Struggling graduates of Valparaiso Law School were featured in a New York Times article in June 2016. One Valparaiso Law School graduate worked in the clothing department of a retail store, and another graduate discussed his grim job prospects.

==Costs==
The total cost of attendance (indicating the cost of tuition, fees, and living expenses) at Valparaiso for the 2014–2015 academic year was $53,862. The Law School Transparency estimated debt-financed cost of attendance for three years was $196,217. Valparaiso engaged in the practice of offering new students conditional scholarships. These scholarships were contingent on the student maintaining a specific grade point average rather than remaining in good academic standing. Valparaiso imposed a grading curve with a median GPA of 2.7 on first-year students. As a result of the curve, 18 Valparaiso students had their scholarships withdrawn or reduced during the 2014–2015 academic year.

==Student life==
Valparaiso Law students could participate in more than 40 student organizations. According to Valparaiso's 2015 Standard 509 Report, 17 students transferred to higher ranking schools the previous academic year.

==Notable faculty==
- Dan Flanagan, Justice of the Indiana Supreme Court.
- Faisal Kutty lawyer, academic, and writer focusing on law and religion, Islamic law, Islamic culture, practice and rights.

==Notable alumni==
- Holly A. Brady, class of 1994, the Chief United States district judge of the United States District Court for the Northern District of Indiana.

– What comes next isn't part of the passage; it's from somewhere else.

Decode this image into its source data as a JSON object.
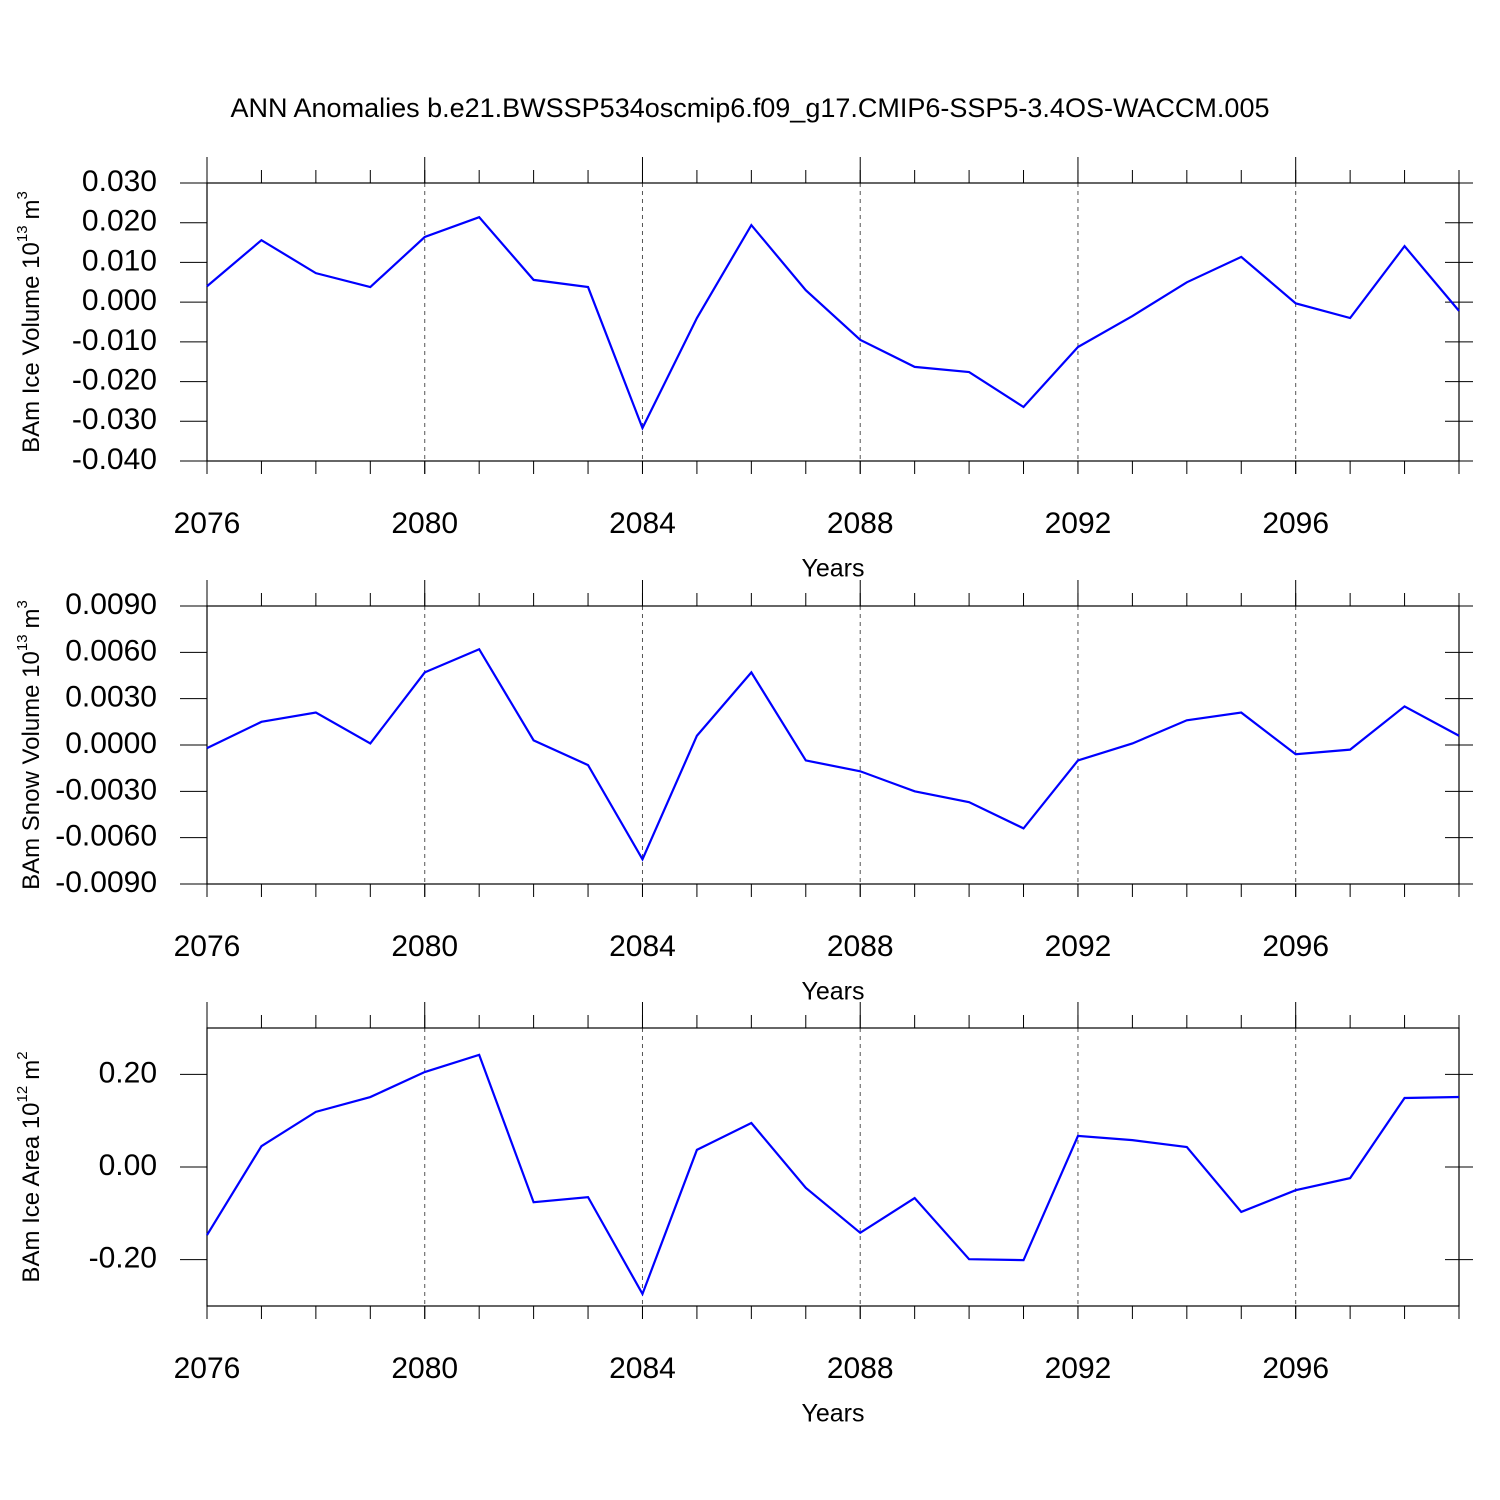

- Steve Buyer, class of 1984, former U.S. Congressman from Indiana's 4th district, works for R.J. Reynolds promoting the use of smokeless tobacco.

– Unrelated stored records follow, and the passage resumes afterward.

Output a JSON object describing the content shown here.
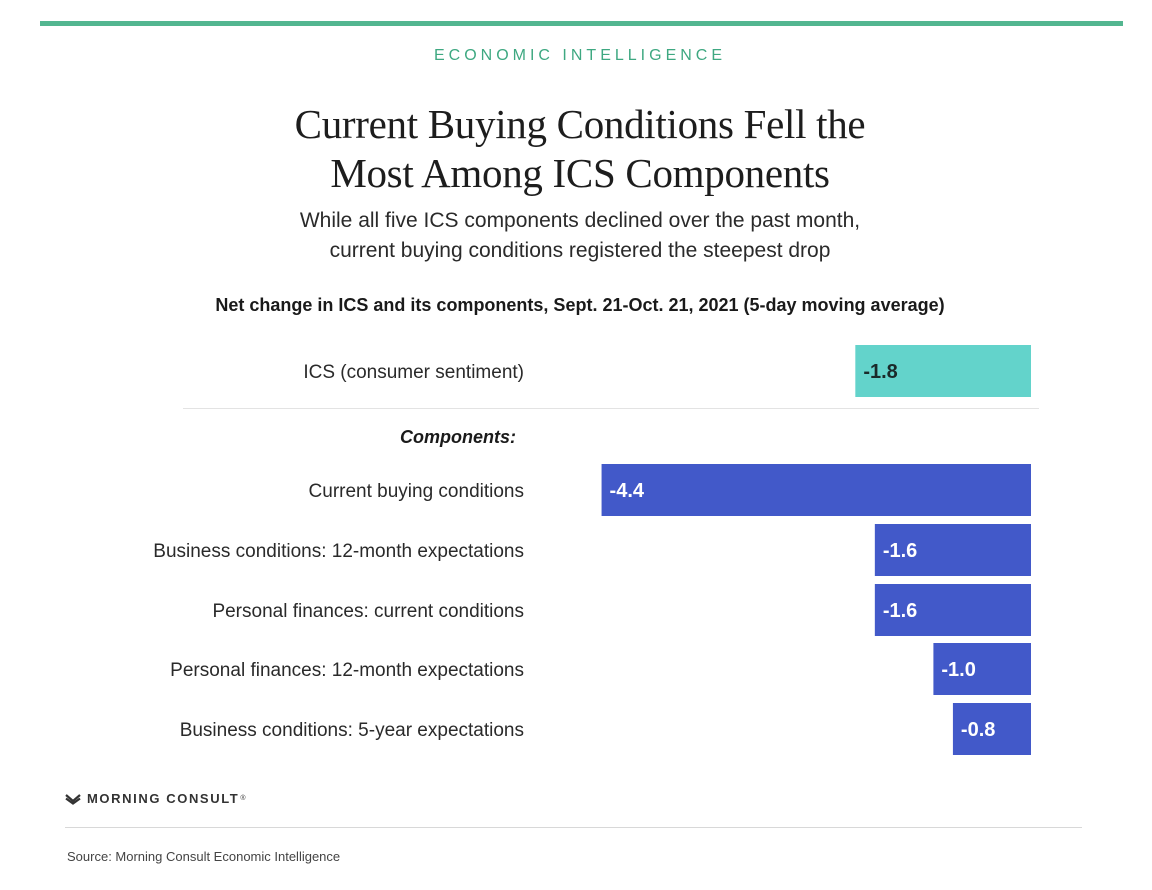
{
  "header": {
    "kicker": "ECONOMIC INTELLIGENCE",
    "title_line1": "Current Buying Conditions Fell the",
    "title_line2": "Most Among ICS Components",
    "subtitle_line1": "While all five ICS components declined over the past month,",
    "subtitle_line2": "current buying conditions registered the steepest drop"
  },
  "colors": {
    "accent_rule": "#53b690",
    "kicker": "#3ea881",
    "ics_bar": "#63d3cb",
    "component_bar": "#4259c9",
    "ics_value_text": "#1a2a2a",
    "component_value_text": "#ffffff"
  },
  "chart_data": {
    "type": "bar",
    "orientation": "horizontal",
    "title": "Net change in ICS and its components, Sept. 21-Oct. 21, 2021 (5-day moving average)",
    "group_label": "Components:",
    "categories": [
      "ICS (consumer sentiment)",
      "Current buying conditions",
      "Business conditions: 12-month expectations",
      "Personal finances: current conditions",
      "Personal finances: 12-month expectations",
      "Business conditions: 5-year expectations"
    ],
    "values": [
      -1.8,
      -4.4,
      -1.6,
      -1.6,
      -1.0,
      -0.8
    ],
    "value_labels": [
      "-1.8",
      "-4.4",
      "-1.6",
      "-1.6",
      "-1.0",
      "-0.8"
    ],
    "xlim": [
      -4.4,
      0
    ],
    "grid": false,
    "legend": "none"
  },
  "footer": {
    "logo_text": "MORNING CONSULT",
    "logo_mark": "®",
    "source": "Source: Morning Consult Economic Intelligence"
  }
}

- Daniel Didech, class of 2014, Illinois State Representative.
- Floyd Draper, class of 1915, Justice of the Indiana Supreme Court.
- David W. Dugan, class of 1985, United States Federal District Court Judge, Southern District of Illinois
- Sidney E. Ellsworth, class of 1891, North Dakota Supreme Court from 1909 to 1910.

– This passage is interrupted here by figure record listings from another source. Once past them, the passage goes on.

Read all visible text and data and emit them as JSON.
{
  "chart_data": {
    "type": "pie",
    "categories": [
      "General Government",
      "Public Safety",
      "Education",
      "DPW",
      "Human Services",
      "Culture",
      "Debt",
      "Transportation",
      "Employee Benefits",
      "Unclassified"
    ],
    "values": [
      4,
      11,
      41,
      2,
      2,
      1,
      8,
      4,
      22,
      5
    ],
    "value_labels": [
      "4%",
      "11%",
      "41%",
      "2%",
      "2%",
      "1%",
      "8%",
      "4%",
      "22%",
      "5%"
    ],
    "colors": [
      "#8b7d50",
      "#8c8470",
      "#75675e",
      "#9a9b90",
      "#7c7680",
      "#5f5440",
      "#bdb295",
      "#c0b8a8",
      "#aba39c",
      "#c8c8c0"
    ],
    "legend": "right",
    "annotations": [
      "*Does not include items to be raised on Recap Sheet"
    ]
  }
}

- Richard G. Hatcher, class of 1959, in 1968 became the first African-American mayor of Gary, Indiana and one of the first black mayors elected in a major Northern industrial city.
- Steve McClure, Illinois State Senator who represents the 54th District.
- Mart O'Malley, class of 1912, Indiana Supreme Court Justice.
- Craig S. Morford, class of 1984, former acting United States Deputy Attorney General and former federal prosecutor.
- Raymond Nimmer, class of 1968, former dean, Childs Professor of Law and co-director of the Houston Intellectual Property and Information Law Institute at the University of Houston Law Center.
- George William Norris, class of 1883, former U.S. Senator from Nebraska
- Eugene E. Parker, class of 1982, African-American former sports agent for Deion Sanders, Emmitt Smith and other NFL players.
- Xavier Prather, class of 2018, first African-American winner of Big Brother
- Eugene Rice, class of 1917, former United States federal judge (Eastern District of Oklahoma)
- Robert D. Rucker, class of 1976, former justice on the Indiana Supreme Court.
- Theodore L. Sendak, class of 1958, 36th Indiana Attorney General.
- Frances Tilton Weaver, a 1925 graduate, the first woman attorney in Porter County, Indiana, and the youngest woman to be admitted to practice before the Indiana Supreme Court and the Illinois Supreme Court.
- Heather A. Welch, class of 1994, Judge, Superior Court of Marion County, Indiana.